Communication Tips For The Busy Professional

Have you called someone to just relay some information and was drawn into a relatively long conversation talking about the weather, the home team, political and current events, their home life, etc? The call took you completely off track of the subject matter you wanted to relay and you felt it would be rude to interrupt even though you had an insurmountable list of things to do. Here is a short list of three things you can do to save some time and keep yourself from being held captive in unnecessary conversation.

Announce time constraint.

When starting a conversation, you can open with something like, “Tom, I only have a minute and I wanted to get back to you about……” By warning most people in advance that you don’t have much time to spend with them, they generally will catch the subtle hint and not keep you with idle chit-chat. By announcing your time constraint, you will be able to exit the phone conversation easily.

Use voicemail.

When relaying information that doesn’t really require the immediate input from the other person, why not call their voicemail directly or if you reach their secretary ask to be put through to voicemail. This will allow you to offer up your complete thoughts without any interruption, objection or comment from the other party. Many times we want to relay just a small detail and just leaving a quick message will do. You can also just leave a small message with the secretary or telephone receptionist.

Write an email.

Just like leaving a voicemail message, you can write out your thoughts and have an accurate record of your communication.

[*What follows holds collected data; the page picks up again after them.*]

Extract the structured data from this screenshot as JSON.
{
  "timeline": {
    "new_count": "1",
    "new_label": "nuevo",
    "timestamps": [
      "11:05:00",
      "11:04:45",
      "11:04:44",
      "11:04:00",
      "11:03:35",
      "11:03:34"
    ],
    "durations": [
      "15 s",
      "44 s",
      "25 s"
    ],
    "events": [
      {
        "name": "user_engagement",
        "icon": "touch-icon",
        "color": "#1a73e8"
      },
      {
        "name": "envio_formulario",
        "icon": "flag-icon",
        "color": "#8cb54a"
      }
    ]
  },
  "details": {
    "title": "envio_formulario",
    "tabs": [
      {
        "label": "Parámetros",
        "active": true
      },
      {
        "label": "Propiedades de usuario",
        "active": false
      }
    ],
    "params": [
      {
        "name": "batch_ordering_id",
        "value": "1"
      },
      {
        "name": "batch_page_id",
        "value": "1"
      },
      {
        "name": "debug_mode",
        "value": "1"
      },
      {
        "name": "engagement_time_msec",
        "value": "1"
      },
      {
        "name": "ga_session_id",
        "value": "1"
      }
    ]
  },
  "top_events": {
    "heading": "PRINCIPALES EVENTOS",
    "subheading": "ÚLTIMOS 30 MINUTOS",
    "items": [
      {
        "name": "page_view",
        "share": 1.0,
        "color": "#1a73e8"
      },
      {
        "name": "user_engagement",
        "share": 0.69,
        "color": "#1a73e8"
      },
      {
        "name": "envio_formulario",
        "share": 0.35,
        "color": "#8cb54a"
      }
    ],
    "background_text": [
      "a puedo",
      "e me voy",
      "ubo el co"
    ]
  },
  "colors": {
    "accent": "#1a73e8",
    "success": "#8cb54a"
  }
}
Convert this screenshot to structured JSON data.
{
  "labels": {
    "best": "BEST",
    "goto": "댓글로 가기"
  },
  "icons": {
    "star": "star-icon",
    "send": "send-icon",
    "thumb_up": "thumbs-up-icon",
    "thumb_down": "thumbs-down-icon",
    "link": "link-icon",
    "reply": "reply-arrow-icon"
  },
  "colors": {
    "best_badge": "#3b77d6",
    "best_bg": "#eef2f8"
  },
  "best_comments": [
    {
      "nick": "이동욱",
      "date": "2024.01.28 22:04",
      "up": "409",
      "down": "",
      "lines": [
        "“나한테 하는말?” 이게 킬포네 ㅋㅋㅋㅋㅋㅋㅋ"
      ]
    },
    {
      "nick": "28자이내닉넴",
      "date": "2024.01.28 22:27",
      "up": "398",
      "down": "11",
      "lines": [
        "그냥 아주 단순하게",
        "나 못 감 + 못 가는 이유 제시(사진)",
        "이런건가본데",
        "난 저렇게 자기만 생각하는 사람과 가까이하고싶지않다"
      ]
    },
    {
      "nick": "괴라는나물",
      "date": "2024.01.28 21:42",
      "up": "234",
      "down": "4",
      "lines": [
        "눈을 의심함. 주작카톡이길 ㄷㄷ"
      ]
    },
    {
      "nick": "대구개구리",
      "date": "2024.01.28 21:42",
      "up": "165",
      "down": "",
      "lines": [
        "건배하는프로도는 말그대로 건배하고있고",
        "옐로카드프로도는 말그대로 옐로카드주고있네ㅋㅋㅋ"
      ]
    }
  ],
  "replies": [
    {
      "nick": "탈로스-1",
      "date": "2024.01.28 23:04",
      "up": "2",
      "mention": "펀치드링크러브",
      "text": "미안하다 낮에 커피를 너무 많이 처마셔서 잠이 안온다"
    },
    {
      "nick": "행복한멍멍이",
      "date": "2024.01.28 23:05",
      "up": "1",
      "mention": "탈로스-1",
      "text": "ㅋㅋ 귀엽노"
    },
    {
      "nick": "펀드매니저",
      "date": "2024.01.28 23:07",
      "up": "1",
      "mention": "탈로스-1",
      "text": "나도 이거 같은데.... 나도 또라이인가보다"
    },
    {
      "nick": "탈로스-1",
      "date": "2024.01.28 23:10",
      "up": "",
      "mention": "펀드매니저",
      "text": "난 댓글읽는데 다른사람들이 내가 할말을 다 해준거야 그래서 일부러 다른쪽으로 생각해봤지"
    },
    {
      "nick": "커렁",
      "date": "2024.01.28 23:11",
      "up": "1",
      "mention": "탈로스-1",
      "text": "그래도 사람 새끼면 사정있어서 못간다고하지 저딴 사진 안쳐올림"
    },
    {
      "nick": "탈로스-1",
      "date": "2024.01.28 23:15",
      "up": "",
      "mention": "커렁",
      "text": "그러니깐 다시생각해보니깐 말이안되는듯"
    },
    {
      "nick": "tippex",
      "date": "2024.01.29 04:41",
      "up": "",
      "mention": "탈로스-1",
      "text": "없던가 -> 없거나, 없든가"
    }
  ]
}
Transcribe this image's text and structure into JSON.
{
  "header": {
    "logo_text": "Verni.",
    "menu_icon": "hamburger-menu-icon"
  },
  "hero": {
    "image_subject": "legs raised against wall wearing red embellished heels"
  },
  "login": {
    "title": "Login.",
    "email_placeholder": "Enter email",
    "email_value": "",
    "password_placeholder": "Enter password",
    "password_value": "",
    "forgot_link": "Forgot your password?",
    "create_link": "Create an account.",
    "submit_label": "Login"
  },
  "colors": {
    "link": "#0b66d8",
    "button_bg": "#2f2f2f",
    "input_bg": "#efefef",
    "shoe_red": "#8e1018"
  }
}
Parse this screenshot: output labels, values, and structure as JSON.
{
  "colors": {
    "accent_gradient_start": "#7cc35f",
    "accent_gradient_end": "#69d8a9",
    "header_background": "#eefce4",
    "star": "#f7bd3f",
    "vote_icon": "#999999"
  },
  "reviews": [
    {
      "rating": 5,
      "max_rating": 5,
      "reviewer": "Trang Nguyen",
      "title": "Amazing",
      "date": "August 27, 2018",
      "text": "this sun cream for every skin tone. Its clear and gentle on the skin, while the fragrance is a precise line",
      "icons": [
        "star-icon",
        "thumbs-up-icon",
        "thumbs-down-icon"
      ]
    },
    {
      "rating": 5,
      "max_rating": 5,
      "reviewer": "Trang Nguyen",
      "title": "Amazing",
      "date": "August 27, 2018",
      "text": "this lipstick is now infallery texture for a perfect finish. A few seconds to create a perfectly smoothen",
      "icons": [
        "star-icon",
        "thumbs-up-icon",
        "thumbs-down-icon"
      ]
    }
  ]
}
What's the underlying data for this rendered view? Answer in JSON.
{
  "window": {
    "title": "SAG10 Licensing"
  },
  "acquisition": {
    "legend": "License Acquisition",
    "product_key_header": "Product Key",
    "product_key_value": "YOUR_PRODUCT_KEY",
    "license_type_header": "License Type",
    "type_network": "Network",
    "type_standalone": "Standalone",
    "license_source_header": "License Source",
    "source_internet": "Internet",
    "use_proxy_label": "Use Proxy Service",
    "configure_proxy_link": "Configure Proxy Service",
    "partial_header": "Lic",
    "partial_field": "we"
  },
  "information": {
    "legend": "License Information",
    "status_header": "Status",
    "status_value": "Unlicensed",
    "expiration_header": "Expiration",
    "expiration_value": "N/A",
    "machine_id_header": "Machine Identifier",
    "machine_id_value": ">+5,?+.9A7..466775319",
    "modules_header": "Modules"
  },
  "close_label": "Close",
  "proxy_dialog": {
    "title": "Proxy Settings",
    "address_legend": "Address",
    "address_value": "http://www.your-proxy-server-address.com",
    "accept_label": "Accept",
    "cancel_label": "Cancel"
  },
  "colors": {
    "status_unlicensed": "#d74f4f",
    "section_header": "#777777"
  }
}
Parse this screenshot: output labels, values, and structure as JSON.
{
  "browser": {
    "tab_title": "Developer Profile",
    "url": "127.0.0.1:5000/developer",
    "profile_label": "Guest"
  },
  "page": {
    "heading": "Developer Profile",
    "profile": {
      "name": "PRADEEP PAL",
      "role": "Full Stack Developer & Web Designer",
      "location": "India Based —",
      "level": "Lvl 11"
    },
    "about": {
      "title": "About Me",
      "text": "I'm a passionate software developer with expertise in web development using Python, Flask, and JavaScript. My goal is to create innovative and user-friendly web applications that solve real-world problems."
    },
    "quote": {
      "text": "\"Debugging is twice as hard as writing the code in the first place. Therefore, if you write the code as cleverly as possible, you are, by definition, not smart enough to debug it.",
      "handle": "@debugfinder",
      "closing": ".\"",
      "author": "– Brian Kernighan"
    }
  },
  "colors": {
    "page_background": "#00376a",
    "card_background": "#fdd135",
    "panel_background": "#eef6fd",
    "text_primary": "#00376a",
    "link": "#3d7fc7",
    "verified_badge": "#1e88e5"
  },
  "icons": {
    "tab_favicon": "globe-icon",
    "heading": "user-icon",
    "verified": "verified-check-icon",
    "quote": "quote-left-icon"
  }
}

And also like a voicemail message, you can get out the complete thought without interruption. One of the wonderful traits of email is that you can write an email at any hour you choose and are not restricted to regular working hours.

Even as simple as these tips are, many of us will still find ourselves trapped in conversations that seemingly have no end when we can least afford the time. In today’s ever increasingly busy world, taking advantage of any time savings can increase our productivity.